Tan Shuang, Zhao Shangrui, Wu Jinran
School of Science, Wuhan University of Technology, Wuhan 430070, China.
Institute for Learning Sciences & Teacher Education, Australian Catholic University, Brisbane 4000, Australia.
Math Biosci Eng. 2023 Jun 14;20(8):13542-13561. doi: 10.3934/mbe.2023604.
Optimization problems are ubiquitous in engineering and scientific research, with a large number of such problems requiring resolution. Meta-heuristics offer a promising approach to solving optimization problems. The firefly algorithm (FA) is a swarm intelligence meta-heuristic that emulates the flickering patterns and behaviour of fireflies. Although FA has been significantly enhanced to improve its performance, it still exhibits certain deficiencies. To overcome these limitations, this study presents the Q-learning based on the adaptive logarithmic spiral-Levy flight firefly algorithm (QL-ADIFA). The Q-learning technique empowers the improved firefly algorithm to leverage the firefly's environmental awareness and memory while in flight, allowing further refinement of the enhanced firefly.

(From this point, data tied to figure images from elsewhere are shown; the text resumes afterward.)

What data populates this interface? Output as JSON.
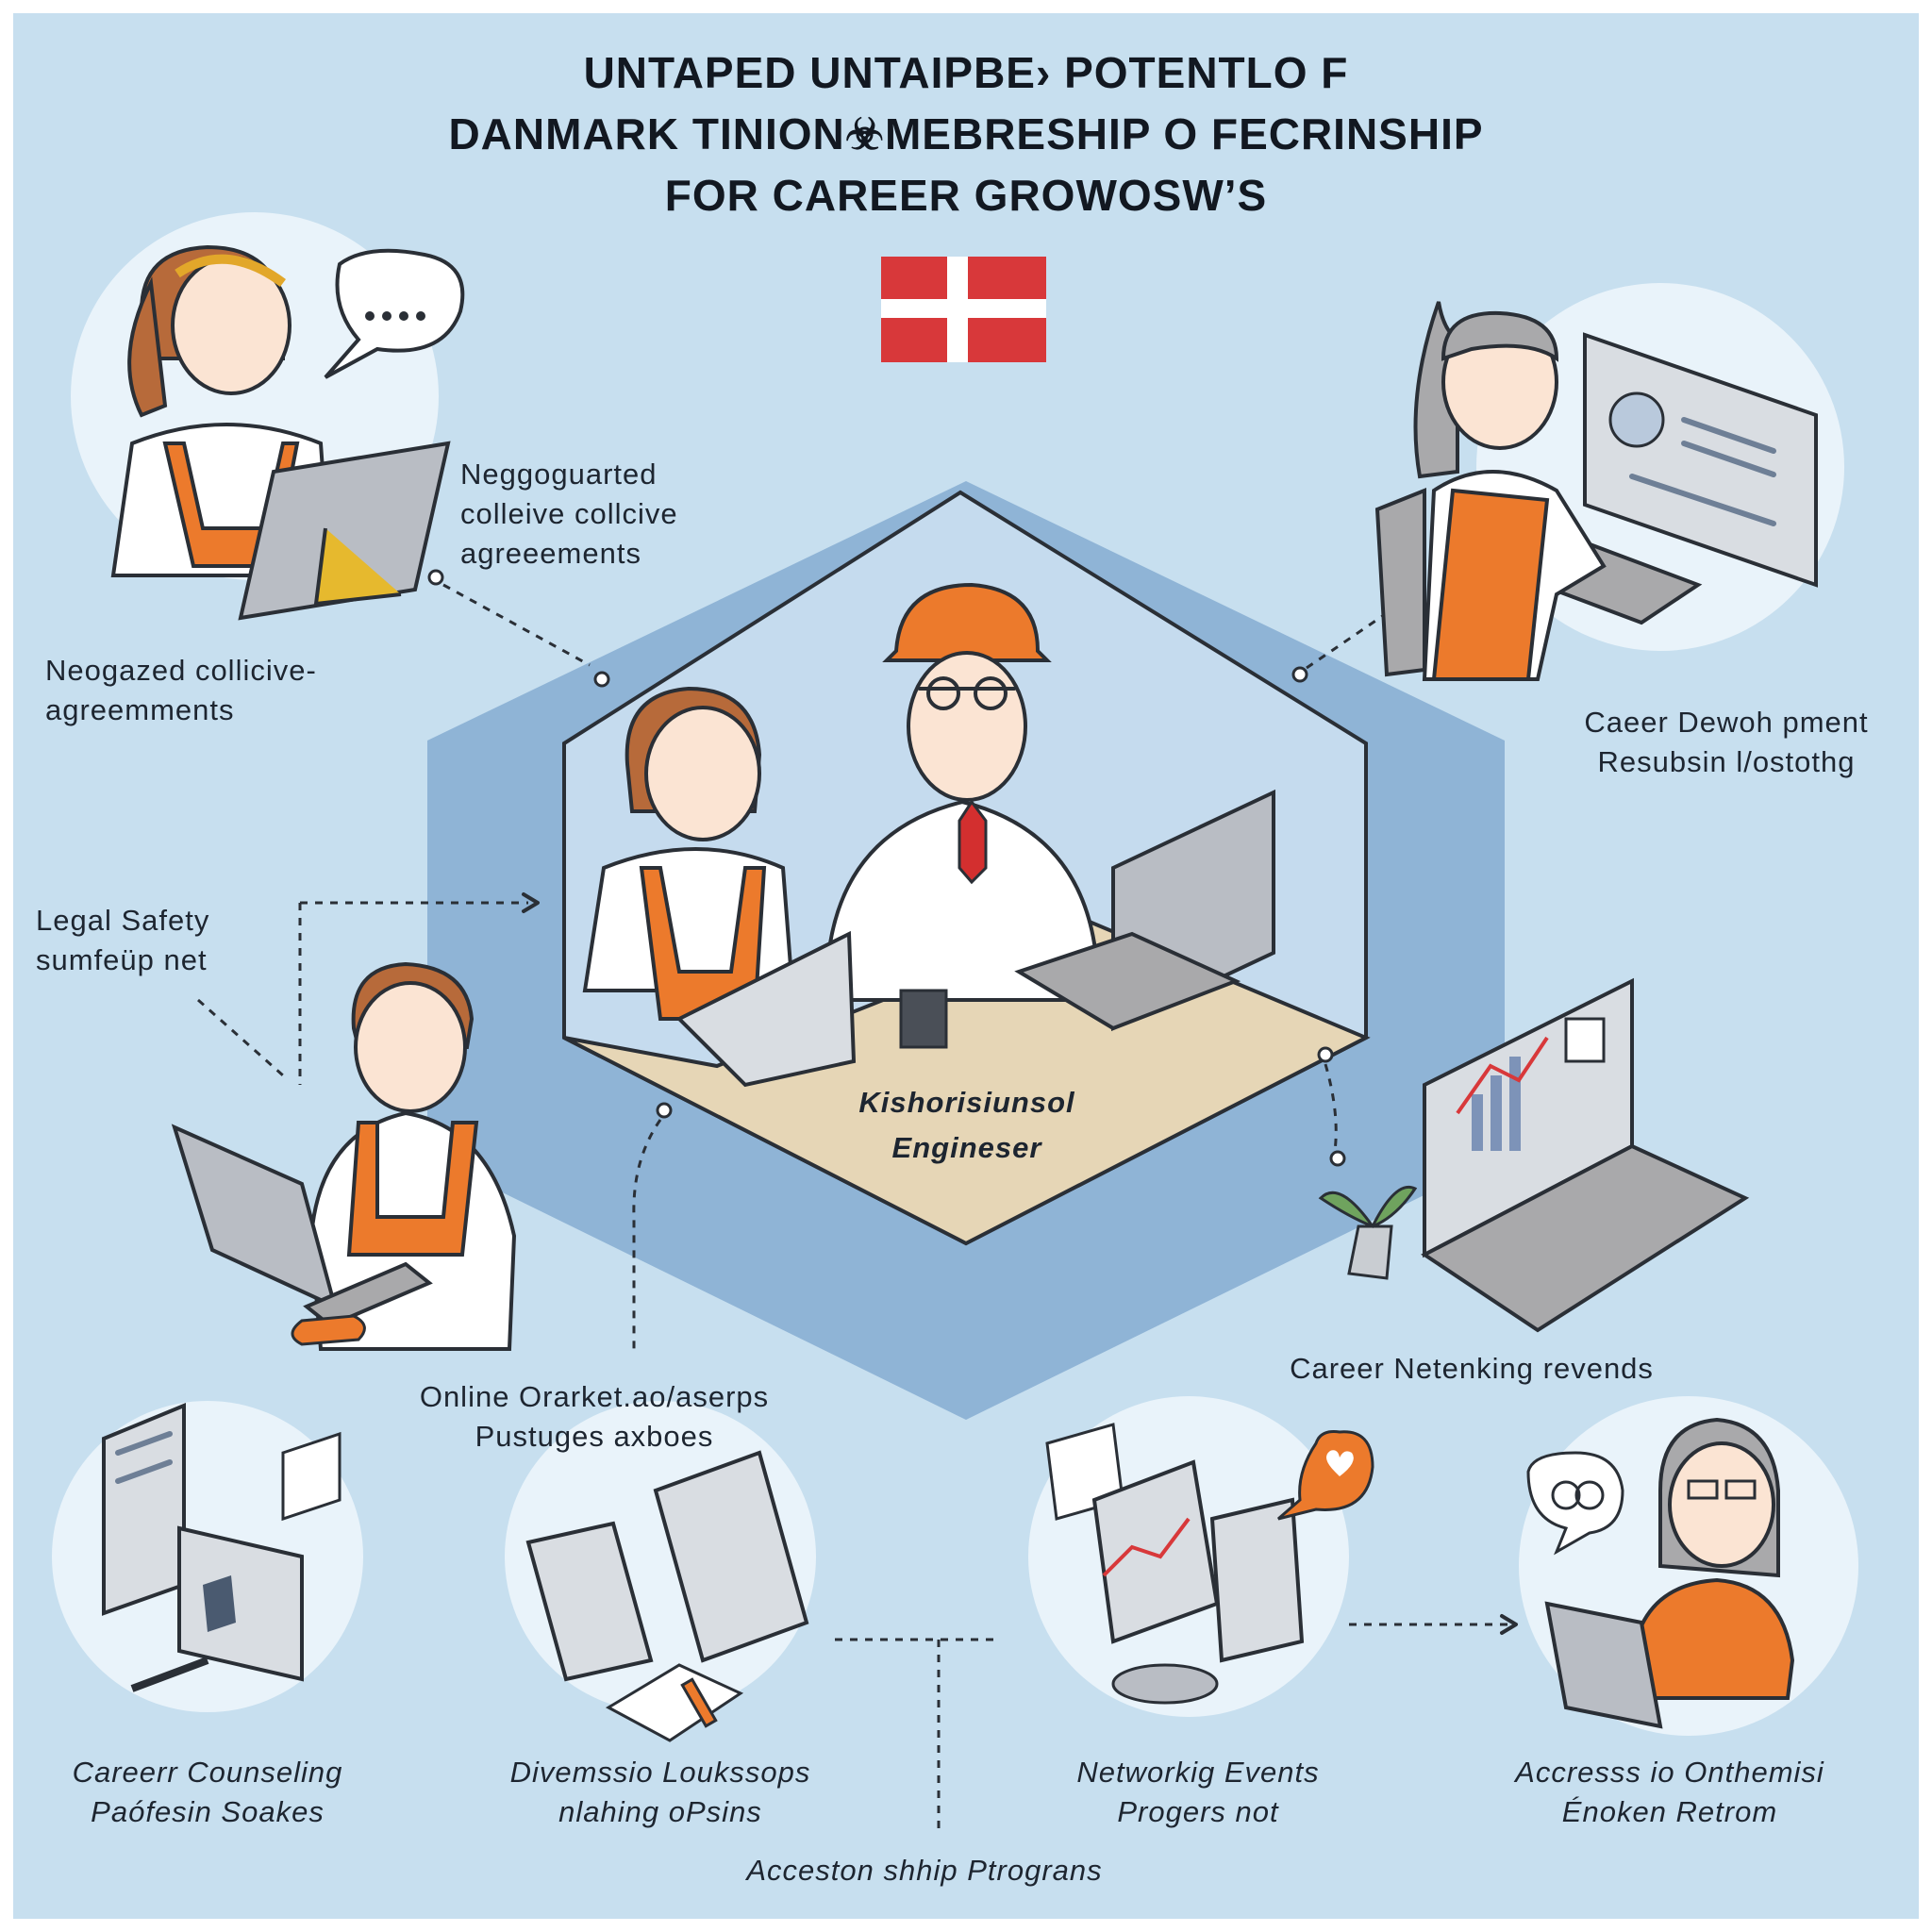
{
  "title": {
    "line1": "UNTAPED UNTAIPBE› POTENTLO F",
    "line2": "DANMARK TINION☣MEBRESHIP O FECRINSHIP",
    "line3": "FOR CAREER GROWOSW’S"
  },
  "flag": {
    "red": "#d8383a",
    "white": "#ffffff"
  },
  "center": {
    "label_line1": "Kishorisiunsol",
    "label_line2": "Engineser"
  },
  "nodes": {
    "top_left_inner": {
      "line1": "Neggoguarted",
      "line2": "colleive collcive",
      "line3": "agreeements"
    },
    "top_left_outer": {
      "line1": "Neogazed collicive-",
      "line2": "agreemments"
    },
    "top_right": {
      "line1": "Caeer Dewoh pment",
      "line2": "Resubsin l/ostothg"
    },
    "legal": {
      "line1": "Legal Safety",
      "line2": "sumfeüp net"
    },
    "right_mid": {
      "line1": "Career Netenking revends"
    },
    "bottom_center_upper": {
      "line1": "Online Orarket.ao/aserps",
      "line2": "Pustuges axboes"
    },
    "bottom_1": {
      "line1": "Careerr Counseling",
      "line2": "Paófesin Soakes"
    },
    "bottom_2": {
      "line1": "Divemssio Loukssops",
      "line2": "nlahing oPsins"
    },
    "bottom_3": {
      "line1": "Networkig Events",
      "line2": "Progers not"
    },
    "bottom_4": {
      "line1": "Accresss io Onthemisi",
      "line2": "Énoken Retrom"
    },
    "footer": {
      "line1": "Acceston shhip Ptrograns"
    }
  },
  "colors": {
    "background": "#c7dfef",
    "hexagon": "#8fb4d6",
    "accent_orange": "#ec7a2c",
    "tie_red": "#d32f2f",
    "ink": "#1d2530"
  },
  "icons": [
    "speech-bubble-icon",
    "heart-bubble-icon",
    "people-bubble-icon",
    "chart-icon",
    "plant-icon"
  ]
}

Numerical experiments demonstrate that QL-ADIFA outperforms existing methods on 15 benchmark optimization functions and twelve engineering problems: cantilever arm design, pressure vessel design, three-bar truss design problem, and 9 constrained optimization problems in CEC2020.
优化问题在工程和科学研究中无处不在,大量此类问题需要解决。元启发式算法为解决优化问题提供了一种很有前景的方法。萤火虫算法(FA)是一种群体智能元启发式算法,它模仿萤火虫的闪烁模式和行为。尽管萤火虫算法已得到显著改进以提高其性能,但它仍存在某些不足。为克服这些局限性,本研究提出了基于自适应对数螺旋-莱维飞行萤火虫算法(QL-ADIFA)的Q学习。Q学习技术使改进后的萤火虫算法能够在飞行过程中利用萤火虫的环境感知和记忆能力,从而对增强后的萤火虫算法进行进一步优化。数值实验表明,在15个基准优化函数和12个工程问题上,QL-ADIFA优于现有方法:悬臂梁设计、压力容器设计、三杆桁架设计问题以及CEC2020中的9个约束优化问题。